We continue the previous post about Smart Balanced Philosophy.
It is still the employee's phone
The 'bring your own device' (BYOD) trend is expected to surge. Some predictions look at 85% of mobile devices to be personally-owned devices used for work. It means that these phones will have private data, private email accounts and applications. More than this, some of the private applications and data may be used to promote work tasks. What should be done about that? The business should deploy software and management tools to partition private vs. business information and applications; the business should evaluate private applications on their own merits; users should be given a choice but within boundaries; the business should protect itself from time abuses caused by consuming private data and applications while in work; the business should deploy clear payment and reimbursement policies. Another issue to take into consideration is regulation. Make sure to be aligned with state regulations regarding users' privacy.

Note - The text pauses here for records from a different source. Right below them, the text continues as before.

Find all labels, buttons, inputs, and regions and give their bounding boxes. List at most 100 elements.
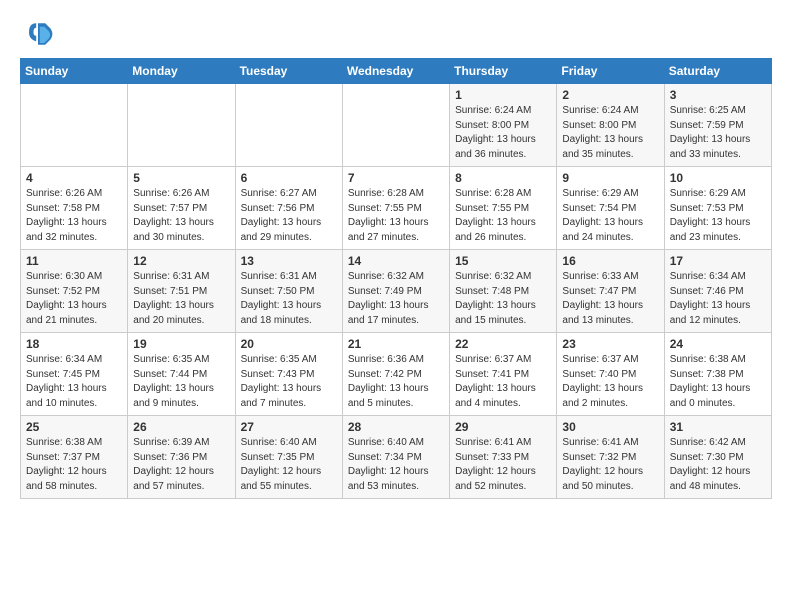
calendar-cell	[21, 84, 128, 167]
cell-content: Sunrise: 6:34 AM Sunset: 7:45 PM Dayligh…	[26, 353, 122, 411]
cell-content: Sunrise: 6:26 AM Sunset: 7:58 PM Dayligh…	[26, 187, 122, 245]
weekday-header-monday: Monday	[128, 59, 235, 84]
calendar-cell: 8 Sunrise: 6:28 AM Sunset: 7:55 PM Daylig…	[450, 167, 557, 250]
day-number: 17	[670, 254, 766, 268]
calendar-cell: 18 Sunrise: 6:34 AM Sunset: 7:45 PM Dayli…	[21, 333, 128, 416]
header	[20, 16, 772, 52]
cell-content: Sunrise: 6:29 AM Sunset: 7:53 PM Dayligh…	[670, 187, 766, 245]
cell-content: Sunrise: 6:41 AM Sunset: 7:33 PM Dayligh…	[455, 436, 551, 494]
calendar-cell: 5 Sunrise: 6:26 AM Sunset: 7:57 PM Daylig…	[128, 167, 235, 250]
day-number: 18	[26, 337, 122, 351]
cell-content: Sunrise: 6:35 AM Sunset: 7:44 PM Dayligh…	[133, 353, 229, 411]
cell-content: Sunrise: 6:33 AM Sunset: 7:47 PM Dayligh…	[562, 270, 658, 328]
calendar-cell: 13 Sunrise: 6:31 AM Sunset: 7:50 PM Dayli…	[235, 250, 342, 333]
cell-content: Sunrise: 6:37 AM Sunset: 7:40 PM Dayligh…	[562, 353, 658, 411]
day-number: 8	[455, 171, 551, 185]
day-number: 28	[348, 420, 444, 434]
calendar-cell: 7 Sunrise: 6:28 AM Sunset: 7:55 PM Daylig…	[342, 167, 449, 250]
cell-content: Sunrise: 6:34 AM Sunset: 7:46 PM Dayligh…	[670, 270, 766, 328]
calendar-cell: 12Sunrise: 6:31 AM Sunset: 7:51 PM Dayli…	[128, 250, 235, 333]
main-container: SundayMondayTuesdayWednesdayThursdayFrid…	[0, 0, 792, 509]
day-number: 19	[133, 337, 229, 351]
day-number: 14	[348, 254, 444, 268]
week-row-5: 25 Sunrise: 6:38 AM Sunset: 7:37 PM Dayli…	[21, 416, 772, 499]
week-row-1: 1 Sunrise: 6:24 AM Sunset: 8:00 PM Daylig…	[21, 84, 772, 167]
calendar-cell: 3Sunrise: 6:25 AM Sunset: 7:59 PM Daylig…	[664, 84, 771, 167]
day-number: 16	[562, 254, 658, 268]
calendar-cell: 10 Sunrise: 6:29 AM Sunset: 7:53 PM Dayli…	[664, 167, 771, 250]
day-number: 2	[562, 88, 658, 102]
calendar-cell: 28 Sunrise: 6:40 AM Sunset: 7:34 PM Dayli…	[342, 416, 449, 499]
cell-content: Sunrise: 6:30 AM Sunset: 7:52 PM Dayligh…	[26, 270, 122, 328]
cell-content: Sunrise: 6:38 AM Sunset: 7:37 PM Dayligh…	[26, 436, 122, 494]
calendar-cell: 29 Sunrise: 6:41 AM Sunset: 7:33 PM Dayli…	[450, 416, 557, 499]
cell-content: Sunrise: 6:27 AM Sunset: 7:56 PM Dayligh…	[241, 187, 337, 245]
calendar-cell	[342, 84, 449, 167]
cell-content: Sunrise: 6:32 AM Sunset: 7:48 PM Dayligh…	[455, 270, 551, 328]
cell-content: Sunrise: 6:38 AM Sunset: 7:38 PM Dayligh…	[670, 353, 766, 411]
day-number: 7	[348, 171, 444, 185]
cell-content: Sunrise: 6:31 AM Sunset: 7:50 PM Dayligh…	[241, 270, 337, 328]
weekday-header-wednesday: Wednesday	[342, 59, 449, 84]
cell-content: Sunrise: 6:26 AM Sunset: 7:57 PM Dayligh…	[133, 187, 229, 245]
day-number: 15	[455, 254, 551, 268]
calendar-cell: 22 Sunrise: 6:37 AM Sunset: 7:41 PM Dayli…	[450, 333, 557, 416]
day-number: 11	[26, 254, 122, 268]
weekday-header-thursday: Thursday	[450, 59, 557, 84]
calendar-header: SundayMondayTuesdayWednesdayThursdayFrid…	[21, 59, 772, 84]
logo	[20, 16, 62, 52]
cell-content: Sunrise: 6:41 AM Sunset: 7:32 PM Dayligh…	[562, 436, 658, 494]
weekday-header-tuesday: Tuesday	[235, 59, 342, 84]
day-number: 20	[241, 337, 337, 351]
calendar-cell: 14 Sunrise: 6:32 AM Sunset: 7:49 PM Dayli…	[342, 250, 449, 333]
cell-content: Sunrise: 6:36 AM Sunset: 7:42 PM Dayligh…	[348, 353, 444, 411]
day-number: 30	[562, 420, 658, 434]
day-number: 10	[670, 171, 766, 185]
calendar-cell: 16 Sunrise: 6:33 AM Sunset: 7:47 PM Dayli…	[557, 250, 664, 333]
calendar-cell: 31Sunrise: 6:42 AM Sunset: 7:30 PM Dayli…	[664, 416, 771, 499]
day-number: 23	[562, 337, 658, 351]
day-number: 1	[455, 88, 551, 102]
day-number: 13	[241, 254, 337, 268]
calendar-table: SundayMondayTuesdayWednesdayThursdayFrid…	[20, 58, 772, 499]
weekday-header-saturday: Saturday	[664, 59, 771, 84]
calendar-cell: 19 Sunrise: 6:35 AM Sunset: 7:44 PM Dayli…	[128, 333, 235, 416]
weekday-row: SundayMondayTuesdayWednesdayThursdayFrid…	[21, 59, 772, 84]
calendar-cell: 15 Sunrise: 6:32 AM Sunset: 7:48 PM Dayli…	[450, 250, 557, 333]
calendar-cell: 30 Sunrise: 6:41 AM Sunset: 7:32 PM Dayli…	[557, 416, 664, 499]
week-row-4: 18 Sunrise: 6:34 AM Sunset: 7:45 PM Dayli…	[21, 333, 772, 416]
calendar-cell: 9 Sunrise: 6:29 AM Sunset: 7:54 PM Daylig…	[557, 167, 664, 250]
cell-content: Sunrise: 6:29 AM Sunset: 7:54 PM Dayligh…	[562, 187, 658, 245]
calendar-cell: 17 Sunrise: 6:34 AM Sunset: 7:46 PM Dayli…	[664, 250, 771, 333]
cell-content: Sunrise: 6:37 AM Sunset: 7:41 PM Dayligh…	[455, 353, 551, 411]
weekday-header-sunday: Sunday	[21, 59, 128, 84]
calendar-cell: 25 Sunrise: 6:38 AM Sunset: 7:37 PM Dayli…	[21, 416, 128, 499]
day-number: 4	[26, 171, 122, 185]
cell-content: Sunrise: 6:24 AM Sunset: 8:00 PM Dayligh…	[562, 104, 658, 162]
day-number: 29	[455, 420, 551, 434]
calendar-cell: 27Sunrise: 6:40 AM Sunset: 7:35 PM Dayli…	[235, 416, 342, 499]
calendar-cell: 24Sunrise: 6:38 AM Sunset: 7:38 PM Dayli…	[664, 333, 771, 416]
day-number: 9	[562, 171, 658, 185]
day-number: 26	[133, 420, 229, 434]
cell-content: Sunrise: 6:32 AM Sunset: 7:49 PM Dayligh…	[348, 270, 444, 328]
day-number: 25	[26, 420, 122, 434]
calendar-cell: 23 Sunrise: 6:37 AM Sunset: 7:40 PM Dayli…	[557, 333, 664, 416]
cell-content: Sunrise: 6:28 AM Sunset: 7:55 PM Dayligh…	[348, 187, 444, 245]
day-number: 21	[348, 337, 444, 351]
logo-icon	[20, 16, 56, 52]
cell-content: Sunrise: 6:35 AM Sunset: 7:43 PM Dayligh…	[241, 353, 337, 411]
cell-content: Sunrise: 6:25 AM Sunset: 7:59 PM Dayligh…	[670, 104, 766, 162]
calendar-cell: 2 Sunrise: 6:24 AM Sunset: 8:00 PM Daylig…	[557, 84, 664, 167]
day-number: 22	[455, 337, 551, 351]
week-row-2: 4 Sunrise: 6:26 AM Sunset: 7:58 PM Daylig…	[21, 167, 772, 250]
calendar-cell	[235, 84, 342, 167]
day-number: 5	[133, 171, 229, 185]
cell-content: Sunrise: 6:24 AM Sunset: 8:00 PM Dayligh…	[455, 104, 551, 162]
cell-content: Sunrise: 6:28 AM Sunset: 7:55 PM Dayligh…	[455, 187, 551, 245]
cell-content: Sunrise: 6:40 AM Sunset: 7:34 PM Dayligh…	[348, 436, 444, 494]
cell-content: Sunrise: 6:31 AM Sunset: 7:51 PM Dayligh…	[133, 270, 229, 328]
day-number: 27	[241, 420, 337, 434]
calendar-cell: 4 Sunrise: 6:26 AM Sunset: 7:58 PM Daylig…	[21, 167, 128, 250]
calendar-cell: 26Sunrise: 6:39 AM Sunset: 7:36 PM Dayli…	[128, 416, 235, 499]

Rule 4: segregate private vs. business information and applications – logically and time-wise.
Mitigating lost data risk
Data loss comes at a cost. A Ponemon Institute study published in March 2012 found that organizations suffering a data loss paid an average $5.5 million per breach, or $194 per record lost. The end user is often the weakest link on any business network. The greatest data security vulnerability is generated by insiders with privileged access. Negligence is the root cause of the data breaches. Most breaches occur because of employee mistakes and lax operating procedures. Enterprise mobility adds to this risk. The problem can be controlled via executive management getting on board and by providing education. Eliminate the problem by building the mechanisms that block unauthorized data transfers and allowing controlled access to data.
Rule 5: institute training, protocols and tools to control insiders with privileged access.